A partial payroll tax holiday should boost spending a bit, but it won’t leave the economy in a partying mood.
The tax deal reached Monday by the White House and congressional Republicans would cut worker payroll tax contributions by about a third. The White House said the arrangement will put more money in workers’ pockets at a time when there is considerable concern about weak demand for goods and services undermining a fragile recovery.
But while any measure that is apt to boost spending wins support nowadays – after all, Fed chief Ben Bernanke has been prodding political leaders to take actions that will both support the economy now and restore fiscal balance in coming years – some experts say the payroll tax cut isn’t the perfect stimulus measure.
The Obama-Republican payroll tax holiday will cost $120 billion, which is “worth about twice as much” as the Making Work Pay tax credit will replace, says Roberton Williams of the Tax Policy Center.

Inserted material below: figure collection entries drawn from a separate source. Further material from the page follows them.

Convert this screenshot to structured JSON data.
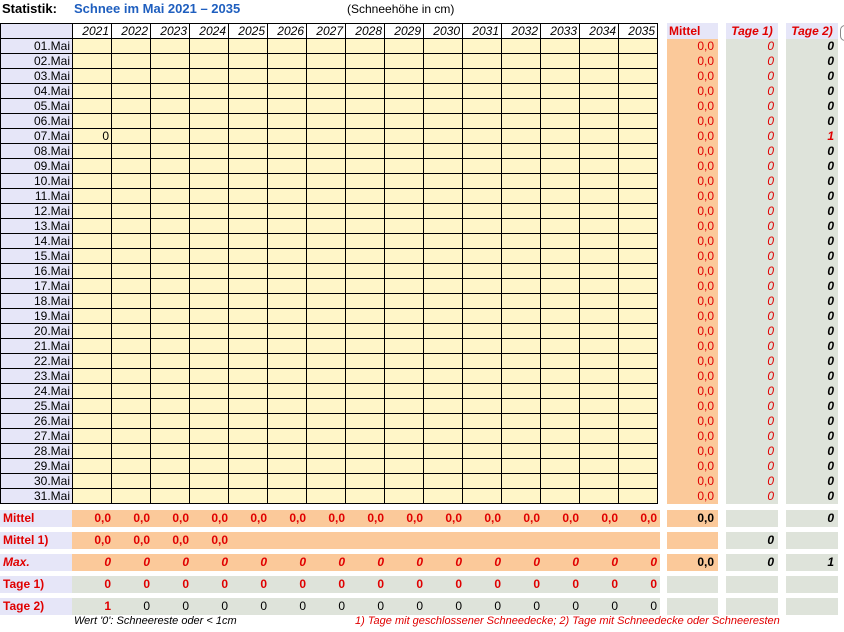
{
  "header": {
    "label": "Statistik:",
    "title": "Schnee im Mai 2021 – 2035",
    "unit": "(Schneehöhe in cm)"
  },
  "years": [
    "2021",
    "2022",
    "2023",
    "2024",
    "2025",
    "2026",
    "2027",
    "2028",
    "2029",
    "2030",
    "2031",
    "2032",
    "2033",
    "2034",
    "2035"
  ],
  "days": [
    "01.Mai",
    "02.Mai",
    "03.Mai",
    "04.Mai",
    "05.Mai",
    "06.Mai",
    "07.Mai",
    "08.Mai",
    "09.Mai",
    "10.Mai",
    "11.Mai",
    "12.Mai",
    "13.Mai",
    "14.Mai",
    "15.Mai",
    "16.Mai",
    "17.Mai",
    "18.Mai",
    "19.Mai",
    "20.Mai",
    "21.Mai",
    "22.Mai",
    "23.Mai",
    "24.Mai",
    "25.Mai",
    "26.Mai",
    "27.Mai",
    "28.Mai",
    "29.Mai",
    "30.Mai",
    "31.Mai"
  ],
  "cell_values": {
    "07.Mai_2021": "0"
  },
  "side_headers": {
    "mittel": "Mittel",
    "tage1": "Tage 1)",
    "tage2": "Tage 2)"
  },
  "daily_mittel": [
    "0,0",
    "0,0",
    "0,0",
    "0,0",
    "0,0",
    "0,0",
    "0,0",
    "0,0",
    "0,0",
    "0,0",
    "0,0",
    "0,0",
    "0,0",
    "0,0",
    "0,0",
    "0,0",
    "0,0",
    "0,0",
    "0,0",
    "0,0",
    "0,0",
    "0,0",
    "0,0",
    "0,0",
    "0,0",
    "0,0",
    "0,0",
    "0,0",
    "0,0",
    "0,0",
    "0,0"
  ],
  "daily_tage1": [
    "0",
    "0",
    "0",
    "0",
    "0",
    "0",
    "0",
    "0",
    "0",
    "0",
    "0",
    "0",
    "0",
    "0",
    "0",
    "0",
    "0",
    "0",
    "0",
    "0",
    "0",
    "0",
    "0",
    "0",
    "0",
    "0",
    "0",
    "0",
    "0",
    "0",
    "0"
  ],
  "daily_tage2": [
    "0",
    "0",
    "0",
    "0",
    "0",
    "0",
    "1",
    "0",
    "0",
    "0",
    "0",
    "0",
    "0",
    "0",
    "0",
    "0",
    "0",
    "0",
    "0",
    "0",
    "0",
    "0",
    "0",
    "0",
    "0",
    "0",
    "0",
    "0",
    "0",
    "0",
    "0"
  ],
  "summary": {
    "mittel": {
      "label": "Mittel",
      "values": [
        "0,0",
        "0,0",
        "0,0",
        "0,0",
        "0,0",
        "0,0",
        "0,0",
        "0,0",
        "0,0",
        "0,0",
        "0,0",
        "0,0",
        "0,0",
        "0,0",
        "0,0"
      ],
      "side_mittel": "0,0",
      "side_tage1": "",
      "side_tage2": "0"
    },
    "mittel1": {
      "label": "Mittel 1)",
      "values": [
        "0,0",
        "0,0",
        "0,0",
        "0,0"
      ],
      "side_mittel": "",
      "side_tage1": "0",
      "side_tage2": ""
    },
    "max": {
      "label": "Max.",
      "values": [
        "0",
        "0",
        "0",
        "0",
        "0",
        "0",
        "0",
        "0",
        "0",
        "0",
        "0",
        "0",
        "0",
        "0",
        "0"
      ],
      "side_mittel": "0,0",
      "side_tage1": "0",
      "side_tage2": "1"
    },
    "tage1": {
      "label": "Tage 1)",
      "values": [
        "0",
        "0",
        "0",
        "0",
        "0",
        "0",
        "0",
        "0",
        "0",
        "0",
        "0",
        "0",
        "0",
        "0",
        "0"
      ]
    },
    "tage2": {
      "label": "Tage 2)",
      "values": [
        "1",
        "0",
        "0",
        "0",
        "0",
        "0",
        "0",
        "0",
        "0",
        "0",
        "0",
        "0",
        "0",
        "0",
        "0"
      ]
    }
  },
  "footer": {
    "left": "Wert '0': Schneereste oder < 1cm",
    "right": "1) Tage mit geschlossener Schneedecke;  2) Tage mit Schneedecke oder Schneeresten"
  },
  "colors": {
    "title_blue": "#1f5fbf",
    "accent_red": "#e00000",
    "cell_yellow": "#fff6c8",
    "header_lavender": "#e6e6f8",
    "mittel_orange": "#fbc99a",
    "tage_gray": "#dee3da"
  }
}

But those goodies, like so much in the latest plan, are “skewed toward higher income,” he adds.
That’s bad, he says, because high earners are apt to save any added income, while those low on the wage scale tend to spend it out of necessity.
The payroll holiday will deliver windfalls of $4,000 or more for couples with income above $220,000, Roberton said, compared with the zilch they were receiving under the Making Work Pay program. The poor, meanwhile, will get less than they were receiving under Making Work Pay, he said.
A similar case against payroll tax holidays as a stimulus measure was outlined in a 2009 paper issued by the left-leaning Center for Budget Policies and Priorities.
One way to deal with that would be to set a cap on the income level at which the payroll tax holiday applies; another, aiming at more stimulus, would give workers a holiday on their entire payroll tax contribution. But the latter move would triple the cost of the maneuver.
Besides, such approaches wouldn’t play well with Republicans, whose tax-cutting priorities lie elsewhere.